Una vez más, hay un punto intermedio en el que un objeto orbita la Tierra en 24 horas, el tiempo que tarda la Tierra en girar sobre sí misma. Un objeto emplazado en esta órbita (situada a 42.000 km. desde el centro de la Tierra) podría girar alrededor de la Tierra al mismo tiempo que ella gira sobre sí misma, y parecería quieto en el cielo.

En realidad es algo más complejo. Si el objeto gira alrededor de la tierra en 24 horas hablamos de órbita geosincrónica, pero no geoestacionaria.

Hay muchas órbitas geosincrónicas y, si bien en todas ellas un satélite se ve a la misma hora en el mismo sitio día tras día, el recorrido aparente de dicho satélite en el cielo puede ser muy complejo, dependiendo de los diferentes factores que definen cada órbita concreta. Por ejemplo, en órbitas elípticas no ecuatoriales el satélite parece dibujar un 8.

La órbita geoestacionaria es un caso particular: es una órbita geosincrónica, circular, ecuatorial y antihoraria (si miramos la tierra desde el norte). En este caso, el satélite sí parece permanecer quieto en el cielo.
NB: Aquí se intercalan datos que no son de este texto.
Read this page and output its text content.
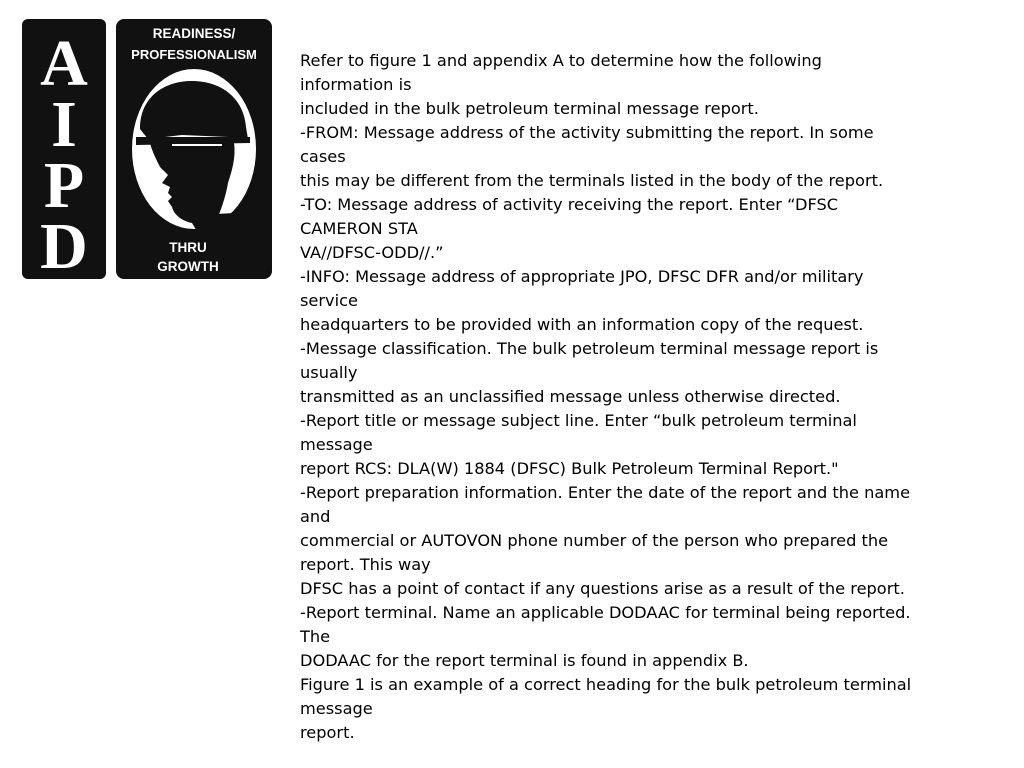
A
I
P
D
READINESS/
PROFESSIONALISM
THRU
GROWTH
Refer to figure 1 and appendix A to determine how the following
information is
included in the bulk petroleum terminal message report.
-FROM: Message address of the activity submitting the report. In some
cases
this may be different from the terminals listed in the body of the report.
-TO: Message address of activity receiving the report. Enter “DFSC
CAMERON STA
VA//DFSC-ODD//.”
-INFO: Message address of appropriate JPO, DFSC DFR and/or military
service
headquarters to be provided with an information copy of the request.
-Message classification. The bulk petroleum terminal message report is
usually
transmitted as an unclassified message unless otherwise directed.
-Report title or message subject line. Enter “bulk petroleum terminal
message
report RCS: DLA(W) 1884 (DFSC) Bulk Petroleum Terminal Report."
-Report preparation information. Enter the date of the report and the name
and
commercial or AUTOVON phone number of the person who prepared the
report. This way
DFSC has a point of contact if any questions arise as a result of the report.
-Report terminal. Name an applicable DODAAC for terminal being reported.
The
DODAAC for the report terminal is found in appendix B.
Figure 1 is an example of a correct heading for the bulk petroleum terminal
message
report.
Esto es fundamental para los sistemas de telecomunicaciones: todas nuestras antenas parabólicas funcionan porque hay un satélite fijo en el cielo al cual pueden apuntar: un satélite situado en una órbita geoestacionaria.

Así, cinco satélites correctamente distribuidos cubren toda la superficie de la tierra (salvo una pequeña área cerca de los polos) y se pueden comunicar entre sí, transmitiendo y recibiendo información desde y hacia toda la Tierra.

En la práctica son más satélites, pues muchas compañías privadas tienen sus propios sistemas, pero todos ellos tienen algo en común: siguen una órbita que Arthur C. Clarke definió antes de que el ser humano alcanzara el espacio.